Aanwijzingen voor de deskundige
5.3
Pas als de griffier heeft laten weten dat het voorschot is betaald, hoeft de deskundige met het onderzoek te beginnen.
5.4
De deskundige moet schriftelijk antwoorden op de hiervoor geformuleerde vragen.
5.5
Bij de uitvoering van het onderzoek moet de deskundige de Leidraad deskundige in civiele zaken volgen die is gepubliceerd op www.rechtspraak.nl.
5.6
Als de deskundige vragen heeft, kan hij die stellen aan mr. H. de Hek als raadsheer
commissaris.
5.7
De deskundige zal zijn concept-rapport naar de advocaten van partijen sturen en hen in de gelegenheid stellen op het concept te reageren. In het definitieve rapport zal hij de reacties op het concept-rapport bespreken.
5.8
Het ondertekende deskundigenbericht moet vóór 1 mei 2025 worden gestuurd aan de griffie van dit hof (postbus 1704, 8901 CA in Leeuwarden).
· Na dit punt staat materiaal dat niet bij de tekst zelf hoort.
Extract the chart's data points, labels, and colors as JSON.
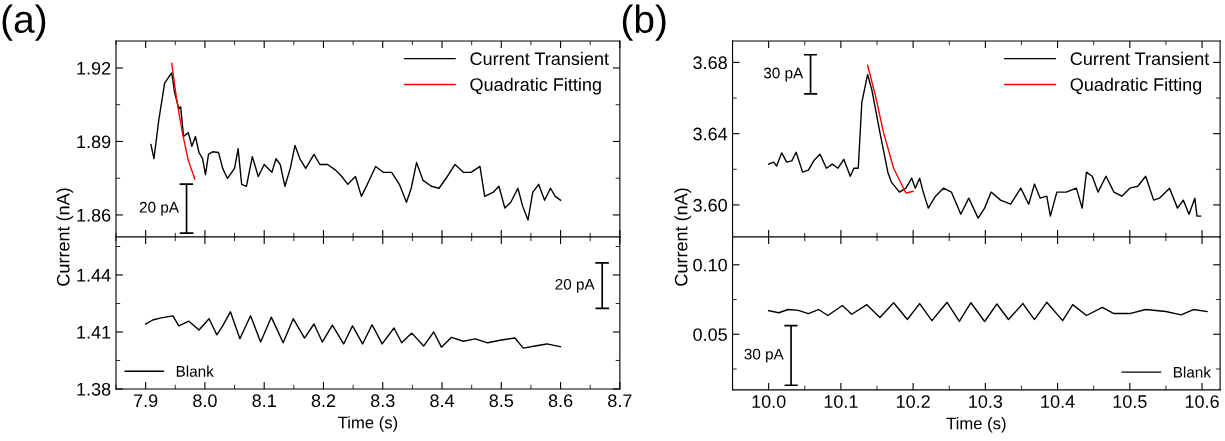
{
  "chart_data": [
    {
      "type": "line",
      "title": "(a)",
      "ylabel": "Current (nA)",
      "xlim": [
        7.85,
        8.7
      ],
      "ylim": [
        1.851,
        1.931
      ],
      "yticks": [
        1.86,
        1.89,
        1.92
      ],
      "tick_labels": "y",
      "legend": "top right",
      "grid": false,
      "annotations": [
        "20 pA"
      ],
      "series": [
        {
          "name": "Current Transient",
          "color": "#000000",
          "x": [
            7.909,
            7.914,
            7.922,
            7.932,
            7.939,
            7.944,
            7.949,
            7.956,
            7.959,
            7.964,
            7.972,
            7.978,
            7.984,
            7.99,
            7.996,
            8.001,
            8.006,
            8.013,
            8.023,
            8.03,
            8.038,
            8.05,
            8.056,
            8.062,
            8.07,
            8.08,
            8.09,
            8.1,
            8.113,
            8.12,
            8.127,
            8.135,
            8.144,
            8.152,
            8.16,
            8.17,
            8.184,
            8.194,
            8.207,
            8.221,
            8.231,
            8.241,
            8.254,
            8.264,
            8.274,
            8.288,
            8.301,
            8.315,
            8.328,
            8.34,
            8.348,
            8.357,
            8.368,
            8.382,
            8.395,
            8.409,
            8.422,
            8.436,
            8.449,
            8.464,
            8.472,
            8.486,
            8.496,
            8.506,
            8.516,
            8.528,
            8.536,
            8.545,
            8.553,
            8.563,
            8.573,
            8.583,
            8.591,
            8.6
          ],
          "values": [
            1.8887,
            1.883,
            1.8984,
            1.9138,
            1.9163,
            1.918,
            1.9098,
            1.9033,
            1.9042,
            1.892,
            1.8936,
            1.888,
            1.892,
            1.8855,
            1.883,
            1.8765,
            1.8847,
            1.8858,
            1.8855,
            1.879,
            1.8749,
            1.879,
            1.887,
            1.8725,
            1.8717,
            1.8838,
            1.8757,
            1.8806,
            1.8774,
            1.883,
            1.8806,
            1.8717,
            1.879,
            1.8884,
            1.883,
            1.879,
            1.8847,
            1.8806,
            1.8806,
            1.8782,
            1.8757,
            1.8725,
            1.8757,
            1.8676,
            1.8725,
            1.8798,
            1.8774,
            1.8774,
            1.8725,
            1.8652,
            1.8709,
            1.8814,
            1.8741,
            1.8717,
            1.8709,
            1.8757,
            1.8806,
            1.8774,
            1.8774,
            1.8798,
            1.8676,
            1.8692,
            1.8717,
            1.8628,
            1.8652,
            1.8709,
            1.8636,
            1.8579,
            1.8692,
            1.8725,
            1.866,
            1.8709,
            1.8676,
            1.866
          ]
        },
        {
          "name": "Quadratic Fitting",
          "color": "#ff0000",
          "x": [
            7.944,
            7.952,
            7.962,
            7.972,
            7.983
          ],
          "values": [
            1.9219,
            1.9076,
            1.8936,
            1.8822,
            1.8746
          ]
        }
      ]
    },
    {
      "type": "line",
      "xlabel": "Time (s)",
      "xlim": [
        7.85,
        8.7
      ],
      "ylim": [
        1.38,
        1.46
      ],
      "xticks": [
        7.9,
        {
          "value": 8,
          "label": "8.0"
        },
        8.1,
        8.2,
        8.3,
        8.4,
        8.5,
        8.6,
        8.7
      ],
      "yticks": [
        1.38,
        1.41,
        1.44
      ],
      "legend": "bottom left",
      "grid": false,
      "annotations": [
        "20 pA"
      ],
      "series": [
        {
          "name": "Blank",
          "color": "#000000",
          "x": [
            7.9,
            7.912,
            7.926,
            7.946,
            7.956,
            7.973,
            7.99,
            8.007,
            8.02,
            8.03,
            8.043,
            8.059,
            8.077,
            8.094,
            8.112,
            8.132,
            8.149,
            8.168,
            8.184,
            8.198,
            8.215,
            8.234,
            8.249,
            8.266,
            8.282,
            8.299,
            8.319,
            8.332,
            8.349,
            8.369,
            8.386,
            8.399,
            8.416,
            8.436,
            8.456,
            8.477,
            8.5,
            8.523,
            8.537,
            8.557,
            8.577,
            8.6
          ],
          "values": [
            1.4142,
            1.4163,
            1.4174,
            1.4185,
            1.4132,
            1.4157,
            1.411,
            1.417,
            1.4085,
            1.4132,
            1.4206,
            1.4064,
            1.4185,
            1.4047,
            1.4178,
            1.4043,
            1.417,
            1.4068,
            1.4142,
            1.4047,
            1.4136,
            1.4037,
            1.4132,
            1.4037,
            1.4138,
            1.4037,
            1.4121,
            1.4043,
            1.4094,
            1.4026,
            1.41,
            1.402,
            1.4072,
            1.4051,
            1.4064,
            1.4043,
            1.4058,
            1.4068,
            1.4015,
            1.4026,
            1.4037,
            1.4022
          ]
        }
      ]
    },
    {
      "type": "line",
      "title": "(b)",
      "ylabel": "Current (nA)",
      "xlim": [
        9.95,
        10.625
      ],
      "ylim": [
        3.582,
        3.692
      ],
      "yticks": [
        {
          "value": 3.6,
          "label": "3.60"
        },
        3.64,
        3.68
      ],
      "tick_labels": "y",
      "legend": "top right",
      "grid": false,
      "annotations": [
        "30 pA"
      ],
      "series": [
        {
          "name": "Current Transient",
          "color": "#000000",
          "x": [
            10.0,
            10.007,
            10.011,
            10.018,
            10.025,
            10.032,
            10.038,
            10.047,
            10.055,
            10.063,
            10.071,
            10.08,
            10.088,
            10.096,
            10.104,
            10.113,
            10.118,
            10.124,
            10.129,
            10.137,
            10.143,
            10.154,
            10.165,
            10.17,
            10.181,
            10.19,
            10.198,
            10.203,
            10.209,
            10.214,
            10.221,
            10.231,
            10.242,
            10.253,
            10.266,
            10.277,
            10.29,
            10.299,
            10.308,
            10.321,
            10.335,
            10.349,
            10.36,
            10.368,
            10.376,
            10.385,
            10.39,
            10.399,
            10.412,
            10.426,
            10.434,
            10.44,
            10.448,
            10.456,
            10.467,
            10.478,
            10.489,
            10.5,
            10.511,
            10.522,
            10.533,
            10.541,
            10.555,
            10.566,
            10.574,
            10.582,
            10.59,
            10.593,
            10.598
          ],
          "values": [
            3.6229,
            3.624,
            3.6218,
            3.6292,
            3.624,
            3.6247,
            3.6296,
            3.6184,
            3.6195,
            3.6251,
            3.6285,
            3.6206,
            3.6229,
            3.6206,
            3.6256,
            3.6161,
            3.6206,
            3.6206,
            3.6575,
            3.6733,
            3.6643,
            3.6407,
            3.6184,
            3.6128,
            3.6072,
            3.6094,
            3.615,
            3.6094,
            3.615,
            3.6072,
            3.5982,
            3.6049,
            3.6094,
            3.6072,
            3.5948,
            3.6038,
            3.5926,
            3.5982,
            3.6072,
            3.6027,
            3.6004,
            3.6094,
            3.6004,
            3.6117,
            3.6038,
            3.6049,
            3.5937,
            3.6072,
            3.6072,
            3.6094,
            3.5982,
            3.6184,
            3.6161,
            3.6072,
            3.6161,
            3.6072,
            3.6049,
            3.6094,
            3.6105,
            3.6161,
            3.6027,
            3.6038,
            3.6094,
            3.5982,
            3.6027,
            3.5948,
            3.6038,
            3.5937,
            3.5937
          ]
        },
        {
          "name": "Quadratic Fitting",
          "color": "#ff0000",
          "x": [
            10.137,
            10.148,
            10.159,
            10.173,
            10.19,
            10.2
          ],
          "values": [
            3.6784,
            3.661,
            3.6407,
            3.6206,
            3.6067,
            3.6076
          ]
        }
      ]
    },
    {
      "type": "line",
      "xlabel": "Time (s)",
      "xlim": [
        9.95,
        10.625
      ],
      "ylim": [
        0.01,
        0.12
      ],
      "xticks": [
        {
          "value": 10,
          "label": "10.0"
        },
        10.1,
        10.2,
        10.3,
        10.4,
        10.5,
        10.6
      ],
      "yticks": [
        {
          "value": 0.05,
          "label": "0.05"
        },
        {
          "value": 0.1,
          "label": "0.10"
        }
      ],
      "legend": "bottom right",
      "grid": false,
      "annotations": [
        "30 pA"
      ],
      "series": [
        {
          "name": "Blank",
          "color": "#000000",
          "x": [
            10.0,
            10.014,
            10.027,
            10.041,
            10.055,
            10.069,
            10.082,
            10.102,
            10.115,
            10.136,
            10.154,
            10.173,
            10.192,
            10.209,
            10.226,
            10.247,
            10.264,
            10.28,
            10.299,
            10.316,
            10.332,
            10.352,
            10.368,
            10.385,
            10.407,
            10.421,
            10.44,
            10.462,
            10.478,
            10.5,
            10.522,
            10.55,
            10.571,
            10.588,
            10.607
          ],
          "values": [
            0.067,
            0.0655,
            0.0678,
            0.0672,
            0.0649,
            0.0678,
            0.0635,
            0.0707,
            0.0644,
            0.0713,
            0.0621,
            0.0727,
            0.0606,
            0.0721,
            0.0598,
            0.073,
            0.0592,
            0.0727,
            0.0592,
            0.0718,
            0.0606,
            0.0721,
            0.0606,
            0.073,
            0.0598,
            0.0713,
            0.0635,
            0.0693,
            0.0649,
            0.0649,
            0.0678,
            0.0664,
            0.064,
            0.0678,
            0.0664
          ]
        }
      ]
    }
  ]
}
Aanwijzingen voor partijen
5.9
Het Landelijke Dienstencentrum voor de Rechtspraak zal aan NAM een voorschotfactuur sturen van € 8.000,- (inclusief btw). Dit voorschot moet binnen 4 weken na de datum op de factuur zijn betaald.
5.1
[appellanten] moeten aan de deskundige een kopie van het dossier sturen. De griffier stuurt de deskundige een kopie van dit arrest.
5.11
Partijen moeten de deskundige de inlichtingen geven waarom deze vraagt.
5.12
Op dinsdag 17 juni 2025 kunnen partijen op het deskundigenbericht reageren.
5.13
Iedere verdere beslissing wordt aangehouden.
Dit arrest is gewezen door mrs. H. de Hek, M.M.A. Wind en J.E. Wichers en is door de rolraadsheer in aanwezigheid van de griffier in het openbaar uitgesproken op
28 januari 2025.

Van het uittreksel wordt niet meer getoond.